The road is filled with all sorts of drivers. While we could do with less road rage-fueled drivers, a good portion of the roads is made up of cautious drivers. These are the folks who drive the speed limit, fully stop at stop signs and generally obey traffic laws. Cautious drivers have less of a risk of getting into an accident and they instill the same values into their children, thereby improving the next generation of drivers.
However, there are drivers who are so overly-cautious, they’re prone to panic attacks behind the wheel. These are the drivers who are so worried that something might go wrong that they drive under the speed limit and avoid other cars on the road at all costs, both of which can actually increase the likelihood of an accident. While a little bit of anxiety can be helpful in staying alert and focused, excessive stress can be problematic.
Stress feeds itself, particularly behind the wheel. If you have a panic attack while driving, your brain may associate that anxiety with being located in the car, causing more frequent panic attacks behind the wheel. Severe panic attacks may necessitate you to pull off the road, but mild panic attacks can often be managed with the following techniques:
- Drive through it: You may be nervous behind the wheel, but the best way to conquer a fear is to face it. So long as you can maintain control of your body, drive as much as you can. Eventually, your nerves may settle, allowing you to drive with less worry.
- Distract your mind: Many people begin to panic only when they’re “trapped” inside their own head. Turn on some music or a talk radio show so you can focus on something more pleasant than your fear of the road.
- Control your breathing: Slow, controlled breathing helps prevent you from hyperventilating. Breathe in for five seconds, hold for 3 and breathe out for five more seconds. This slowed breathing also improves the flow of oxygen throughout your blood stream.

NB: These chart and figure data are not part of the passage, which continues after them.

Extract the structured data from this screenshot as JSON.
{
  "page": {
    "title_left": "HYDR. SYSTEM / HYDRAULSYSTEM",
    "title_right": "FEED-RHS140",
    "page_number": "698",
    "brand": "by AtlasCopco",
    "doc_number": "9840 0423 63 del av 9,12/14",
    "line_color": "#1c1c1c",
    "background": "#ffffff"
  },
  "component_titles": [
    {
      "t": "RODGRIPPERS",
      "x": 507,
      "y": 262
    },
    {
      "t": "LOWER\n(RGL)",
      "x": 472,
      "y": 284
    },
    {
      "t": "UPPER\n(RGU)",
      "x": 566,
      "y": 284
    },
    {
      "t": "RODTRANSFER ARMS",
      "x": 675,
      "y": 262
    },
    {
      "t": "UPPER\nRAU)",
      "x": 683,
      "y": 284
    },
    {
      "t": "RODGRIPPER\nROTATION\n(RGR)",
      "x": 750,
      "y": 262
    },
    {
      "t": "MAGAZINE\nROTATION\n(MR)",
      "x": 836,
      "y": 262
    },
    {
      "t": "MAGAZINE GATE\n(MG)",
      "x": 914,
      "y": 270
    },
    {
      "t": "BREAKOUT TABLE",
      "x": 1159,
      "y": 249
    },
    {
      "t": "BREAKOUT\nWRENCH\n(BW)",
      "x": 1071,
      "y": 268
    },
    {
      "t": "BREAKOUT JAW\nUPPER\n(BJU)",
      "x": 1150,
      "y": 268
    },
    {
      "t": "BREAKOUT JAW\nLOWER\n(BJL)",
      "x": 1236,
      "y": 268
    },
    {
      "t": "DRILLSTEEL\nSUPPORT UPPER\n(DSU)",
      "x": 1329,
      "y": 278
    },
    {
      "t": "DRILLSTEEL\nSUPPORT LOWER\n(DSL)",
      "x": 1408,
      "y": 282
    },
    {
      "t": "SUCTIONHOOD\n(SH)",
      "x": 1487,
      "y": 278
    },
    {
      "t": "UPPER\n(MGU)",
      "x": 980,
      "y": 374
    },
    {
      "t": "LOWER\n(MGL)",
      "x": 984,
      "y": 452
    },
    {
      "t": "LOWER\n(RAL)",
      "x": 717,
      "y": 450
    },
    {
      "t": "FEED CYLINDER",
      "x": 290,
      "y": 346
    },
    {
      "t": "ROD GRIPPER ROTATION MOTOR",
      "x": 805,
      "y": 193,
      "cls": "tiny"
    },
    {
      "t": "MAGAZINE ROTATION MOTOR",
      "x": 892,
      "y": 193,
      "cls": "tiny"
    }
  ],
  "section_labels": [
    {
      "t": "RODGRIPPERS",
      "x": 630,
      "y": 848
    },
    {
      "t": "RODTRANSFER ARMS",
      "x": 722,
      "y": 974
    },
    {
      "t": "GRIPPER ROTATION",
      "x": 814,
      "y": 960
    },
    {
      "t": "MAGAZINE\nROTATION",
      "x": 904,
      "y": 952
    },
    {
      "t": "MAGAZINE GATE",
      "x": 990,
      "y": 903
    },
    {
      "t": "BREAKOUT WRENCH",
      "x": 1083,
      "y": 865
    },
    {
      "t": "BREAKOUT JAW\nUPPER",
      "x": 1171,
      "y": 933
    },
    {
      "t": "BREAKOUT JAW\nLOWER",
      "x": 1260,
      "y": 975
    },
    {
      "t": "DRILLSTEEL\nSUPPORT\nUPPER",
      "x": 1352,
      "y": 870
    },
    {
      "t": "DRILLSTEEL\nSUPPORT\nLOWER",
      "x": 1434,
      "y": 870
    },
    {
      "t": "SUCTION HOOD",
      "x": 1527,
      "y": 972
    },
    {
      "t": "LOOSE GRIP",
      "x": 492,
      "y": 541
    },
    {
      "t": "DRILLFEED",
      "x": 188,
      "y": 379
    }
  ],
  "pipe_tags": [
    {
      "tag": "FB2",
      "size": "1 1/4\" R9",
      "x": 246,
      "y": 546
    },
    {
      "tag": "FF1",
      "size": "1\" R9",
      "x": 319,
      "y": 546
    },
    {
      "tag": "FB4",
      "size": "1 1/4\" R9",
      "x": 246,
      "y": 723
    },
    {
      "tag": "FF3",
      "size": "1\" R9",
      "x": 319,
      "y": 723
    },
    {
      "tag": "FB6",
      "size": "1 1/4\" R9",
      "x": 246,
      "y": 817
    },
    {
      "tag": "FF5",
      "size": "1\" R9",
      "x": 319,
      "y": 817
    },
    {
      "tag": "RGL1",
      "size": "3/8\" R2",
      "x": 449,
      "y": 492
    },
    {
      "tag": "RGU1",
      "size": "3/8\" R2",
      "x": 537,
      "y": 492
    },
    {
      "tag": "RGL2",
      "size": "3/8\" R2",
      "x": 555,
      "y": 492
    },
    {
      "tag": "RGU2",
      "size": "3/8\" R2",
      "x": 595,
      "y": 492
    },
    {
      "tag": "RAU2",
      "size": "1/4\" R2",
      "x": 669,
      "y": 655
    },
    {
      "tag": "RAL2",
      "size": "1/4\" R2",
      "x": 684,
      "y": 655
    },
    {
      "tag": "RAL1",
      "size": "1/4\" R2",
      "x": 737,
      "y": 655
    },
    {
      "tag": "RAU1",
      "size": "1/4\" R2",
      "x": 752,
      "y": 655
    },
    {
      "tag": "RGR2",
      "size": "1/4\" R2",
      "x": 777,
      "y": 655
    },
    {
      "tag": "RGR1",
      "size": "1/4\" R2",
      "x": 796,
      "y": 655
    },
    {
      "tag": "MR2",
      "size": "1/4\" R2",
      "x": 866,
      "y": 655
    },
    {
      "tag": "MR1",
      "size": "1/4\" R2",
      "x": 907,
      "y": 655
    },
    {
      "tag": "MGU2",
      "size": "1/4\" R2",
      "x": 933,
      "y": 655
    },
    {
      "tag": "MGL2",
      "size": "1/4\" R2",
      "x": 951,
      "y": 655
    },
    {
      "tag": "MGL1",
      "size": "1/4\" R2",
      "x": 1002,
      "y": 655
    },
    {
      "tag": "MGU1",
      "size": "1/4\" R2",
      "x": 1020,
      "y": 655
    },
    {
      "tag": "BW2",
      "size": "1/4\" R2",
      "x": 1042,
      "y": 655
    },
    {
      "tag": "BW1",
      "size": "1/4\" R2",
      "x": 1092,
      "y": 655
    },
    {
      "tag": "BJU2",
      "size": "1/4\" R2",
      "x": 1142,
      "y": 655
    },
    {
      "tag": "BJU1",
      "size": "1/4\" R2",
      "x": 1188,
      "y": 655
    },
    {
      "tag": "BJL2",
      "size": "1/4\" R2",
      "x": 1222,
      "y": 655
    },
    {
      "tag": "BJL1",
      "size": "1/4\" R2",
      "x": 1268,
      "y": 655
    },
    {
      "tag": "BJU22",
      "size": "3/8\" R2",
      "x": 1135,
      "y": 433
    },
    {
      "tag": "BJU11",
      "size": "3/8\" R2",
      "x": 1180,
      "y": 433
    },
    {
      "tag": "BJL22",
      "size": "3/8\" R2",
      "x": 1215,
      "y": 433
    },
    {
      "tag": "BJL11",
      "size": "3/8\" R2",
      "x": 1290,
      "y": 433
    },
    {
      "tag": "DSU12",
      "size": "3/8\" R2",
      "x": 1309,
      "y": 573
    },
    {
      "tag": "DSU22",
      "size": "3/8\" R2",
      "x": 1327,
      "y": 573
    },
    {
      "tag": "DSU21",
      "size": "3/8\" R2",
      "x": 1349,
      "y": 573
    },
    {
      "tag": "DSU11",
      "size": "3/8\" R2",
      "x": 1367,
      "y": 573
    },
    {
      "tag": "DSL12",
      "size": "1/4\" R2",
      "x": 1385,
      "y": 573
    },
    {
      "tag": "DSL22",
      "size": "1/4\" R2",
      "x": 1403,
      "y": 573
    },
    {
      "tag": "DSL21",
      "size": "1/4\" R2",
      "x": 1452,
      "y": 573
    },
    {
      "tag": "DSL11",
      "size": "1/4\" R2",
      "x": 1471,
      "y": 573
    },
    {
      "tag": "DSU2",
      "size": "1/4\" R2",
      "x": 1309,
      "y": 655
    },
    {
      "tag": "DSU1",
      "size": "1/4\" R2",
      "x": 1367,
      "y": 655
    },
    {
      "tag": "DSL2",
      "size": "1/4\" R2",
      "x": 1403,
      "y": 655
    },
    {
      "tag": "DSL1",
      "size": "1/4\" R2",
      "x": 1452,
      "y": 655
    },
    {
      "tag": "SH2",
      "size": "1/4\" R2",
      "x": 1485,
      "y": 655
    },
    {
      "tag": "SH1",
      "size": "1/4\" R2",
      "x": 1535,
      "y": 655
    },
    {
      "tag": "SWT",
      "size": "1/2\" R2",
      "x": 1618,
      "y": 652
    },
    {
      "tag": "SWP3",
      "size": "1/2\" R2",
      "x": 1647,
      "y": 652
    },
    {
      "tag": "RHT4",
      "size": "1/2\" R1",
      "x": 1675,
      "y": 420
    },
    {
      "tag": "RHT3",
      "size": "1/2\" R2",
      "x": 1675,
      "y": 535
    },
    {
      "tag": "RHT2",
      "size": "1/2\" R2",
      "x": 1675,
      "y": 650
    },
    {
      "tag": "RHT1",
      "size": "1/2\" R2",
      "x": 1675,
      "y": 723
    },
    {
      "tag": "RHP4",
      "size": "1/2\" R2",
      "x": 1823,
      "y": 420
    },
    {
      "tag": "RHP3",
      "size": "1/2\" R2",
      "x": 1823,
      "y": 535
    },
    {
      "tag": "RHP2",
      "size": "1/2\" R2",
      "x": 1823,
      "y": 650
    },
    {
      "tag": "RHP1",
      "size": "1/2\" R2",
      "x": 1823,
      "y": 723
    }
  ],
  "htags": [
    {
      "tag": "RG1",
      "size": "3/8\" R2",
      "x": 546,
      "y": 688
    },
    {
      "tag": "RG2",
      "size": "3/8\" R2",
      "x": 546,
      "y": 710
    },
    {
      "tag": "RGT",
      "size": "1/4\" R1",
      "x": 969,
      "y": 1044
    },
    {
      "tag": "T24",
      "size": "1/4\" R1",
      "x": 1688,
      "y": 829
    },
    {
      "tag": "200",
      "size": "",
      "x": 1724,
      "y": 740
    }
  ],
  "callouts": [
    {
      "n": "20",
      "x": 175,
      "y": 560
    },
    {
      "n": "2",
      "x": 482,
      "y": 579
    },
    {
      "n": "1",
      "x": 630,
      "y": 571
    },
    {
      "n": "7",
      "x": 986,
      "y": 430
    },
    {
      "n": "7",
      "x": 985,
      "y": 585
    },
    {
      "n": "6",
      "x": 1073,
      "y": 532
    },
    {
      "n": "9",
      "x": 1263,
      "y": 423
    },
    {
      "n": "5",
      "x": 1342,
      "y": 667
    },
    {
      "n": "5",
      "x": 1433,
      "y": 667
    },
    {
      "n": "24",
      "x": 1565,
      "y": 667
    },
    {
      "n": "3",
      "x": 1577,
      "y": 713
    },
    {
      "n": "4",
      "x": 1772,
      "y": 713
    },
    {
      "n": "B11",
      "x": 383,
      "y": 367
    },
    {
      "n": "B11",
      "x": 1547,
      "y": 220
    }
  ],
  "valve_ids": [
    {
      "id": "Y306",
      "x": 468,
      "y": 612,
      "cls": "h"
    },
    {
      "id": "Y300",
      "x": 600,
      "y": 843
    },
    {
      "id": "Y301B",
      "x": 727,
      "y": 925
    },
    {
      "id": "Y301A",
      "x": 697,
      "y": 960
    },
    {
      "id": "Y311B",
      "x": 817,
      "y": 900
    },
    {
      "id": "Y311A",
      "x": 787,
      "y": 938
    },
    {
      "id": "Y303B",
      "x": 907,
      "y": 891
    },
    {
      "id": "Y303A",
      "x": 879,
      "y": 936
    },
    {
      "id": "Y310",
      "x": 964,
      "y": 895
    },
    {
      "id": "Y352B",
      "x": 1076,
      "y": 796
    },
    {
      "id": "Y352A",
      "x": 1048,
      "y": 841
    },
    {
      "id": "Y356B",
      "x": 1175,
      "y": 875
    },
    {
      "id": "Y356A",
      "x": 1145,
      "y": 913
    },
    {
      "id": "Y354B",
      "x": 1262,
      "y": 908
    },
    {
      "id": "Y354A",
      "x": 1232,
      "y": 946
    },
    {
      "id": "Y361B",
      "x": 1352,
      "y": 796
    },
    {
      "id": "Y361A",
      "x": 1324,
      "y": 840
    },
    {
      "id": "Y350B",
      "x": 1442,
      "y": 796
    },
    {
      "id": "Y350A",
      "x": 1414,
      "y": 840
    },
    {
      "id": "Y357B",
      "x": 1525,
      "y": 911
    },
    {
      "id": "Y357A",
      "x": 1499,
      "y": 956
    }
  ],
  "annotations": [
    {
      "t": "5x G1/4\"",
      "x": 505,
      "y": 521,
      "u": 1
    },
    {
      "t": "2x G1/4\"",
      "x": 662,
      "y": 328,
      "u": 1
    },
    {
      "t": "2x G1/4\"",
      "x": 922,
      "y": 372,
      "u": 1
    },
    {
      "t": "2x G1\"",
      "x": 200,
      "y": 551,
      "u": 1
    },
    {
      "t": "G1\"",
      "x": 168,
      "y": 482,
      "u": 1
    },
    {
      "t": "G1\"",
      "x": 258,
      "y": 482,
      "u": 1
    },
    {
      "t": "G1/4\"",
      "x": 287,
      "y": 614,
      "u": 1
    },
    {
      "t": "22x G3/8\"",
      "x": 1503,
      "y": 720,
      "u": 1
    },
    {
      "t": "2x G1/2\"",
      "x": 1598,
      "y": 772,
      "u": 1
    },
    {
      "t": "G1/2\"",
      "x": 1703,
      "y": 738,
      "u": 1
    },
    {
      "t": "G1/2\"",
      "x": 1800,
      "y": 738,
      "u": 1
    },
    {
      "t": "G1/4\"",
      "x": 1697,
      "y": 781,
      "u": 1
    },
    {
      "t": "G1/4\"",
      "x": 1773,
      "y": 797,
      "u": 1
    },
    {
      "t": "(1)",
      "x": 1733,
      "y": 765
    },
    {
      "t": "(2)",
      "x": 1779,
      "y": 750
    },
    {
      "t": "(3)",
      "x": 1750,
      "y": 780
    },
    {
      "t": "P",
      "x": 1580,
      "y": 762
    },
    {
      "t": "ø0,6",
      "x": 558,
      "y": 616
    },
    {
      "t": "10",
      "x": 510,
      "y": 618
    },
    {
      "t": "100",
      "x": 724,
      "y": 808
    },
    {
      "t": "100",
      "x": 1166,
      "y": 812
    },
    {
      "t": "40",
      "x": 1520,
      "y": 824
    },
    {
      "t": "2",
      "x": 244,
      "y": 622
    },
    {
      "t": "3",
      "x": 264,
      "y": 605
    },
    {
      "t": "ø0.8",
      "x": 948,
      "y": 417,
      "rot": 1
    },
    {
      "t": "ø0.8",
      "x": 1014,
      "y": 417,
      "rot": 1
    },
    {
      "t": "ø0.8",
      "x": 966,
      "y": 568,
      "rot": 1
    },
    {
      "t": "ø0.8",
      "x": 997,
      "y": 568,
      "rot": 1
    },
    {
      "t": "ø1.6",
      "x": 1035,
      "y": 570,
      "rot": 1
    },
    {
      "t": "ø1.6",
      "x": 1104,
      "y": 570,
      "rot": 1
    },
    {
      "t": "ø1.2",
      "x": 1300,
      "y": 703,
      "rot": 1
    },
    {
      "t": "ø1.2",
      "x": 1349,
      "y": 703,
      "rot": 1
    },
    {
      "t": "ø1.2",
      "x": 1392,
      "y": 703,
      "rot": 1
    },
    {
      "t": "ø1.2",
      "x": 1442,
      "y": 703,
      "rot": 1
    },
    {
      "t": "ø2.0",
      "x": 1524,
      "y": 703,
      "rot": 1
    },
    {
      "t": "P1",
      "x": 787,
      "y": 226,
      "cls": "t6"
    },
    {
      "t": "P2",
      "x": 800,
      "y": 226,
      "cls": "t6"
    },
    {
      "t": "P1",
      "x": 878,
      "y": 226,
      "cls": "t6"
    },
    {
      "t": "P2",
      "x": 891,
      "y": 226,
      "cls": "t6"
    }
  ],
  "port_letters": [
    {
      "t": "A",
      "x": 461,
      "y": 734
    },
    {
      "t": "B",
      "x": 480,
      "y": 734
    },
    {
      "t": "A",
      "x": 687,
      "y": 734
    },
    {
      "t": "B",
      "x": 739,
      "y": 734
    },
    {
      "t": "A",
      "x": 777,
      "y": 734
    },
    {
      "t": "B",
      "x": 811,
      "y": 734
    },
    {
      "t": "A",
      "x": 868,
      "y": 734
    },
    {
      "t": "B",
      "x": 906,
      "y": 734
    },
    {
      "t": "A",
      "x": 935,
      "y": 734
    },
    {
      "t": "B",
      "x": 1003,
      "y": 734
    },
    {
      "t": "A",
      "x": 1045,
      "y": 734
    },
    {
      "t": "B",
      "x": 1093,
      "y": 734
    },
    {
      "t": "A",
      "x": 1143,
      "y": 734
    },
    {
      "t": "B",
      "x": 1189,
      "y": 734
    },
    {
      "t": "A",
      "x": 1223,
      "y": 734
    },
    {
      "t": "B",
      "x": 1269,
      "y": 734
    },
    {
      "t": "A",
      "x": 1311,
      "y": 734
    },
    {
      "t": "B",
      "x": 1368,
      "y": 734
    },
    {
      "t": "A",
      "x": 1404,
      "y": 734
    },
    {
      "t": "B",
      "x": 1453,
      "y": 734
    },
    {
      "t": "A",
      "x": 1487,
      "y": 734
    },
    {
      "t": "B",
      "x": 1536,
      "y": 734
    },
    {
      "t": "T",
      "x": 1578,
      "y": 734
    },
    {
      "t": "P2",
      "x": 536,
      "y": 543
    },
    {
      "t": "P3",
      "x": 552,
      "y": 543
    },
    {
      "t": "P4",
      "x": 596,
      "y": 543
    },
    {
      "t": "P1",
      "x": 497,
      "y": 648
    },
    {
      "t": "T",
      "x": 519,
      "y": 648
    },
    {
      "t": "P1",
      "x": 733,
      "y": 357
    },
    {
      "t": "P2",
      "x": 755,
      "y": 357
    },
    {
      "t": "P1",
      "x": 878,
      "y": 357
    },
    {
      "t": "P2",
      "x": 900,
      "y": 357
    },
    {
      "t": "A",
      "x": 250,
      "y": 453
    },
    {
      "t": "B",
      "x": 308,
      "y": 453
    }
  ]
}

- Extend your drives: It’s easy to panic in the car when you only drive short distances. Each errand is a new reason to panic. However, prolonged drives may help reprogram the way your brain interprets driving. Drive for a very long time. Take a short road trip even. After an hour or two, your panic is likely to subside in lieu of boredom. Once boredom sets in, driving can seem as mundane as brushing your teeth, giving you less cause for panic.
The goal for anxiety-riddled drivers is to find a healthy balance between caution and panic that allows them to drive safely without being overcome by stress.